Released on Thursday by Victoria’s Auditor-General’s Office, the report outlines lax accountability standards when tracking staffing requirements, and has prompted questions about whether police can justify the billions of dollars the Andrews government has poured into law enforcement.
The report found the police business case it provided to the government in 2016, which resulted in a $2 billion investment and 2729 new officers, did not “provide adequate information to decision-makers for such a large investment”.
“Without knowing its future staffing needs, Victoria Police continues to rely on what it receives from the government, rather than providing evidence-based advice,” Auditor-General Andrew Greaves wrote.
“Victoria Police also cannot assure itself or the community that the 2729 additional police officers it received as part of the $2 billion Community Safety Statement program delivered community-safety outcomes.”

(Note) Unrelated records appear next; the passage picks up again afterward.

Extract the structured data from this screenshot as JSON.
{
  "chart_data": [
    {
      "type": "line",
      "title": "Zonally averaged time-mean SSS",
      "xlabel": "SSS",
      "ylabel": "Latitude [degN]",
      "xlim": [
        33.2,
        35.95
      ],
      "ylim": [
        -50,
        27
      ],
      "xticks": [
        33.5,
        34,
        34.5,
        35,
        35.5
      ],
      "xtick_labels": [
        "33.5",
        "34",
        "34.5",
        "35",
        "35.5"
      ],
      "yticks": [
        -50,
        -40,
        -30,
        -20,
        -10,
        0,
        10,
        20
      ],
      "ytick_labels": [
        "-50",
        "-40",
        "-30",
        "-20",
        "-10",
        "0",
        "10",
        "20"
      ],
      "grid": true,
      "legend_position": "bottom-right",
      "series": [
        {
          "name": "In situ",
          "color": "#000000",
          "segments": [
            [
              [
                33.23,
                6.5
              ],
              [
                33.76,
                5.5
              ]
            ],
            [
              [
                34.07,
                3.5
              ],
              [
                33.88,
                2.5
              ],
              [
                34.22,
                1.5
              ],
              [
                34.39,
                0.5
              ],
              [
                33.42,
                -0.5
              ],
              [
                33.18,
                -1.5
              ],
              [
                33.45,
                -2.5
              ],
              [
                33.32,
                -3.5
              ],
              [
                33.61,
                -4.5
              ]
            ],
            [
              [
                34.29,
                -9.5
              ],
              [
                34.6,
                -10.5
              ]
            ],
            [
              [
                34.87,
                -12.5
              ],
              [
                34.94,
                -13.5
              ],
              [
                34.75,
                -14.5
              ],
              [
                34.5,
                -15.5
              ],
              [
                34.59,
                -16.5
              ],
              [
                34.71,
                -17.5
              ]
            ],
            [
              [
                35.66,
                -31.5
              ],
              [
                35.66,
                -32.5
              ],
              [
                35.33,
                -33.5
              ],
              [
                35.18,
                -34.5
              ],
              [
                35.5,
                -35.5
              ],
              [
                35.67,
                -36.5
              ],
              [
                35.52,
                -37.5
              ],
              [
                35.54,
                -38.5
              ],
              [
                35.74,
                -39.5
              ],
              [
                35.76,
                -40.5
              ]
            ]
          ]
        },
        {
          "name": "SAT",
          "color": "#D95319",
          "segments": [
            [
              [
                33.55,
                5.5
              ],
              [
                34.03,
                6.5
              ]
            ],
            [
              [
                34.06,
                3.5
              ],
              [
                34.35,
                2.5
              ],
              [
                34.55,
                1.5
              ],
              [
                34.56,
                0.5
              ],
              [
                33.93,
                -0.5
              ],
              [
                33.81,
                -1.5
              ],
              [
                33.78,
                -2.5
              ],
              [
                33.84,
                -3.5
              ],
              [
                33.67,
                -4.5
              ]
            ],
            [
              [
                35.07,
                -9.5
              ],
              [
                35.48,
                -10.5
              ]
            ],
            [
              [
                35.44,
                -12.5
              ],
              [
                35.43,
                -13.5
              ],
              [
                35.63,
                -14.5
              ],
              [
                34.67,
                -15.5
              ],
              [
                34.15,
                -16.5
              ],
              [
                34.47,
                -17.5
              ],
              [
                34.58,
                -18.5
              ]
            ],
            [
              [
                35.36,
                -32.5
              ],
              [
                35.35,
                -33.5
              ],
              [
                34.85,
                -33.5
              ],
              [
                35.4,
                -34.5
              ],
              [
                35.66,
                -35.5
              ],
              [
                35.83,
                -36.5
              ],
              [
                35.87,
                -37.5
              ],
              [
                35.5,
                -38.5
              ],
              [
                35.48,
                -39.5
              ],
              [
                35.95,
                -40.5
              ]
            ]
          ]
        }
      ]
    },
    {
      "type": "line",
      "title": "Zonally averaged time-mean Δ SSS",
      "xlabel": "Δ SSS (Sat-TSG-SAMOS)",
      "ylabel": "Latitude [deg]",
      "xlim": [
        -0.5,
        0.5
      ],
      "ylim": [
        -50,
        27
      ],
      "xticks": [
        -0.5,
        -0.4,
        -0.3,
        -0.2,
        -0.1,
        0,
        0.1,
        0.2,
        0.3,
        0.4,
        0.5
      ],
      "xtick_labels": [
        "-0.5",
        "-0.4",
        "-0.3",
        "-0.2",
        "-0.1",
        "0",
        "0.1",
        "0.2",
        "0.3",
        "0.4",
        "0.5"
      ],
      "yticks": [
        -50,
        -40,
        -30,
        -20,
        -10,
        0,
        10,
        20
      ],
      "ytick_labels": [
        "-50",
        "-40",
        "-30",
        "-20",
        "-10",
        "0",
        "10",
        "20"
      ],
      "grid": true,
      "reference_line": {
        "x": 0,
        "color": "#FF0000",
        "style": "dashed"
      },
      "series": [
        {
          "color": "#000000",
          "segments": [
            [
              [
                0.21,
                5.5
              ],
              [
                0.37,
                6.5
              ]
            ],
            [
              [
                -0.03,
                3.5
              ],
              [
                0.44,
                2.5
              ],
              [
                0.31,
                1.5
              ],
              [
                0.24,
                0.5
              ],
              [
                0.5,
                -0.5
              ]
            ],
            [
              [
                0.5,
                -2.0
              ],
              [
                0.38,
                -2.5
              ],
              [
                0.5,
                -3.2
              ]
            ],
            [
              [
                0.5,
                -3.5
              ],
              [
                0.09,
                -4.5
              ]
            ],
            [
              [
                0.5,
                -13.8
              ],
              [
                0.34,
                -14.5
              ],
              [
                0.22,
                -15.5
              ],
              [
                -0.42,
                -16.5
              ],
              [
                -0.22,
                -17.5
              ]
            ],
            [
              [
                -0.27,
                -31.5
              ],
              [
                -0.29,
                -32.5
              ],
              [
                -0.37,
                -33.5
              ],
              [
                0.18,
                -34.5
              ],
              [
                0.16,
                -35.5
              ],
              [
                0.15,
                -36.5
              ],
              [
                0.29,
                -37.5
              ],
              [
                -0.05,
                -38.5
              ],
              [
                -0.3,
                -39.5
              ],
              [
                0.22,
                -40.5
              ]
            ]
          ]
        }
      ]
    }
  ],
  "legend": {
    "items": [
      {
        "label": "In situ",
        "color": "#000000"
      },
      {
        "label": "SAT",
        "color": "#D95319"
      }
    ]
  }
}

The report found the force had provided outdated information or no reasoning to the government to substantiate its request for 2300 police in the 2022–23 budget. The request for 1030 of those officers was either supported by outdated information or not justified by police at all.
A Victoria Police spokesman said the organisation stood by its request for resources, but acknowledged there was a need for better reporting and transparency.
“We have agreed to develop a strategic workforce plan to guide our organisational development, and will strengthen our benefits realisation plans in all future business cases,” the spokesman said.
Police accountability lawyer Jeremy King said police, like any government department, needed to adequately illustrate why they were entitled to funding.
“At a time when people are looking at police forces, Victoria is an anomaly where the government and Victoria Police have a more, more, more approach. When they can’t back up that, it’s actually effecting real change,” he said.
King said the report demonstrated why an external body, such as an ombudsman, was required to scrutinise the force and ensure police spending was effective and subject to independent oversight.
Victoria has become one of the most heavily policed states in Australia after a two-decade law-and-order rivalry between Labor and the Coalition helped build the country’s largest law-enforcement organisation.
The state’s war on crime has resulted in spending on police, courts and prisons grow at double or triple the rate of other states and territories over the past decade, and Victoria now arrests and jails people at levels not seen since the 19th century.
Underlining the political priority given to police numbers and law and order, spending growth in the criminal justice system has outstripped that of education and health since 2013.
“Victoria Police does not have a strategic workforce plan. It does not have a current and accurate understanding of its current or future staffing requirements. As a result, it cannot show if the number of police officers it has meets demand,” the Auditor-General’s report says.
“Despite this, Victoria Police has received more than 3200 new police officers since 2016.”
The report also criticised the police Staff Allocation Model, which determines where officers are allocated based on need.
In November last year, Victoria Police had 22,000 personnel and government funding worth $4 billion a year, surpassing that of NSW Police even though the northern state is three times the geographical size and has 1.4 million more people.